Pour Dimitri Gourdange, le Procureur du Roi faisant fonction, l’intention frauduleuse ne fait pas de doute : « Une réelle volonté de falsification visant à engendrer des bénéfices substantiels » était mise en place par le prévenu.
Lors de la perquisition du 28 février 2018, les enquêteurs ont fait face à un « désastre sanitaire », souligne le Ministère public : inventaire incomplet, désordre dans les congélateurs et sabotage informatique.
Plusieurs témoignages d’anciens employés faisant état de pratiques frauduleuses : décongélation puis re-congélation de viande et réintroduction de sous-produits de viande dans la chaîne alimentaire ont été recueillis par les enquêteurs.
Les employés qui n’étaient pas d’accord avec ces pratiques étaient victimes de menaces ou de représailles. Dans ce contexte, le terme de « mafia » n’est pas galvaudé, affirme Dimitri Gourdange.

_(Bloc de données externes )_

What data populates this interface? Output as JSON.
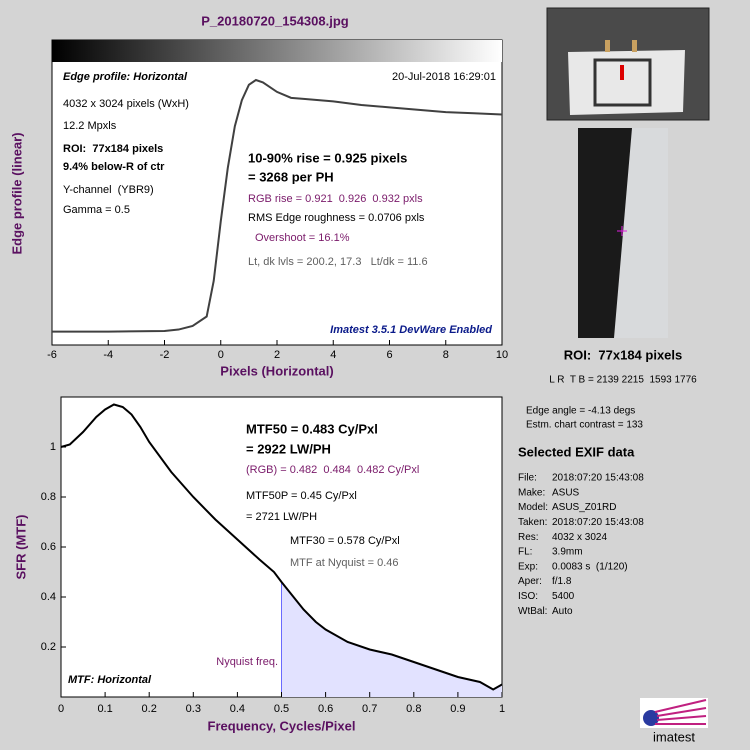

À savoir que d’autres personnes comme l’ancien gestionnaire des stocks et l’ancien responsable des exportations encourent également des peines de prison allant de six à douze mois.
Des amendes allant jusqu’à 20.000 euros sont aussi réclamées contre les sociétés « Qualibeef » et « AMB » citées dans l’affaire.
L’audience se poursuit avec les plaidoiries de la défense. Le jugement est attendu dans les prochaines semaines.